Immer mehr Menschen - darunter auch Jugendliche - haben die Kontrolle über ihr Ernährungsverhalten verloren. Während der Corona-Pandemie hat sich die Zahl der Betroffenen sogar fast verdoppelt. Tritt dabei der Zwang nach übermäßiger sportlicher Aktivität auf, kann das fatale körperliche und psychische Folgen haben.
Erst werden große Essensmengen in kürzester Zeit verschlungen, dann folgt der Drang nach exzessiver körperlicher Aktivität. Die Rede ist von der sogenannten Sportbulimie, die auch immer mehr junge Männer betrifft. „Statt Erbrechen oder Verwendung von Abführmitteln wie bei einer ,klassischen‘ Bulimie ist übermäßiges Sporteln zur Vermeidung einer Gewichtszunahme das Mittel der Wahl“, erklärt Psychotherapeutin Ing. Claudia Fuchs vom Kompetenzzentrum „sowhat“ für Menschen mit Essstörungen.
Im Vordergrund steht ein regelrechter Zwang nach Bewegung, meist ohne Rücksicht auf körperliche Überlastung oder drohende Verletzungen. Selbst Warnsignale wie Schmerzen sind kein Hindernis, zu groß ist die Unzufriedenheit, wenn das Training einmal ausfallen würde. Die Symptomatik wird meist durch eine Störung des Selbstbildes begünstigt. Dazu zählt etwa die sogenannte Muskeldysmorphie oder Muskelsucht, an der vor allem Männern leiden. Betroffene haben eine verzerrte Körperwahrnehmung, empfinden sich selbst als schmächtig und infolgedessen als wenig attraktiv.
Eine wesentliche Rolle spielen dabei auch soziale Medien, wie Ing. Fuchs aufzeigt: „Häufig wird ein ‚definierter‘ Körper als Schönheitsideal suggeriert. Dies kann bei den Betroffenen zusätzlich Druck erzeugen.“ Die Konsequenz: eine weitere Steigerung des ohnehin überdurchschnittlich hohen Trainingsumfangs, um endlich die gewünschten „Muskelberge“ zu erhalten. In manchen Fällen wird nicht einmal vor illegalen leistungssteigernden Substanzen haltgemacht.
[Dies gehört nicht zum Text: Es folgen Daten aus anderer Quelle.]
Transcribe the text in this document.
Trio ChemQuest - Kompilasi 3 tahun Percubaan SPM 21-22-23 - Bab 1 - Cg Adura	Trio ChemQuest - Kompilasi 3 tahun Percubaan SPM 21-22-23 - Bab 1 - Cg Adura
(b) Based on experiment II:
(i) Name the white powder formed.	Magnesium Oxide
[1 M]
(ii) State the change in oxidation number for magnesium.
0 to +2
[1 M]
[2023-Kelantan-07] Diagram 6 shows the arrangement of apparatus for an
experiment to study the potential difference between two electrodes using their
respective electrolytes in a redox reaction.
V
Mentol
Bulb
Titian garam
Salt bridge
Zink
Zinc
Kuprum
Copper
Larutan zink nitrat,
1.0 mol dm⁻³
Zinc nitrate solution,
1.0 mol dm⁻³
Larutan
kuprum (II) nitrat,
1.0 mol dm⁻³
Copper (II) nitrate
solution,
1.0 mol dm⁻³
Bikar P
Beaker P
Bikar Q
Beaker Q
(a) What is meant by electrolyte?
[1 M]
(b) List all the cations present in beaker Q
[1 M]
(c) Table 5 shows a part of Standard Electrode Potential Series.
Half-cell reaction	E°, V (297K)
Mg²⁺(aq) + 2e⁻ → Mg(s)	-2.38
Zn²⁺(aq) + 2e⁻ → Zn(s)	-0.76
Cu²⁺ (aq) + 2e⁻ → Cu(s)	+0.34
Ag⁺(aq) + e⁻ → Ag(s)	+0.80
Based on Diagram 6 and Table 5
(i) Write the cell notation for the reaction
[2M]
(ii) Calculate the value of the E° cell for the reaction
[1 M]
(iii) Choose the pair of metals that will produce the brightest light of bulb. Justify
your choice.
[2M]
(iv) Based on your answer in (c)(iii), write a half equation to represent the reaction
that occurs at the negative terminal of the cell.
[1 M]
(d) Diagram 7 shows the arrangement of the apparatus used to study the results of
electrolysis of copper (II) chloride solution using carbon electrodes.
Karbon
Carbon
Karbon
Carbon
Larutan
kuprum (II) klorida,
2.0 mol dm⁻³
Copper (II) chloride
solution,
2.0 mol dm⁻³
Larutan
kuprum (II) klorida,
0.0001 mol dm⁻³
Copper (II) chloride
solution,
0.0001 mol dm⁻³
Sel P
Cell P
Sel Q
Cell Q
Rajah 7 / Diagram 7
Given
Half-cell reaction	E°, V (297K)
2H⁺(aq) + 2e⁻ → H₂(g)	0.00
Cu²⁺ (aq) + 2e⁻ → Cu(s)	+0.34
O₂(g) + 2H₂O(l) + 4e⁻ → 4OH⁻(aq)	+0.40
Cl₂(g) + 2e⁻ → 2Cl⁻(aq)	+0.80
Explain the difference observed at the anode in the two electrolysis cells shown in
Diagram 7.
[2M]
Liegt einer oder mehrere Punkte vor, kann das ein Hinweis für eine Erkrankung sein:
Neben der enormen körperlichen Belastung kommt es auch zu psychischen und sozialen Problemen. Die Ernährung und das Bewegungsverhalten stehen im Lebensmittelpunkt, Hobbys, Freunde und sogar die Familie werden oft hintangestellt. „Wird das gesetzte Bewegungsziel nicht erfüllt, so können auch Gereiztheit sowie eine herabgesetzte Kritikfähigkeit bis hin zu Wutanfällen auftreten“, berichtet Ing. Fuchs. Nicht selten kapseln sich die Leidenden von ihrer Umwelt nahezu gänzlich ab und fokussieren sich ausschließlich auf ihre körperlichen Ziele. Im schlimmsten Fall sind sogar depressive Verstimmungen bis hin zu suizidären Gedanken möglich.
Umso wichtiger ist es, dass Angehörige aktiv werden und den Erkrankten emotionalen Beistand leisten. „Statt Vorwürfen sind viel Geduld und Einfühlsamkeit im Umgang mit den Betroffenen nötig“, weiß Ing. Fuchs. In weiterer Folge kann dazu ermutigt werden, sich professionelle Hilfe zu holen. Unterschiedliche Beratungsstellen ermöglichen niederschwellige Unterstützung sowie Informationen und können die Leidenden an geeignete Therapeuten vermitteln. Auch Selbsthilfegruppen sind mitunter eine hilfreiche Option und bieten Möglichkeiten zum Austausch.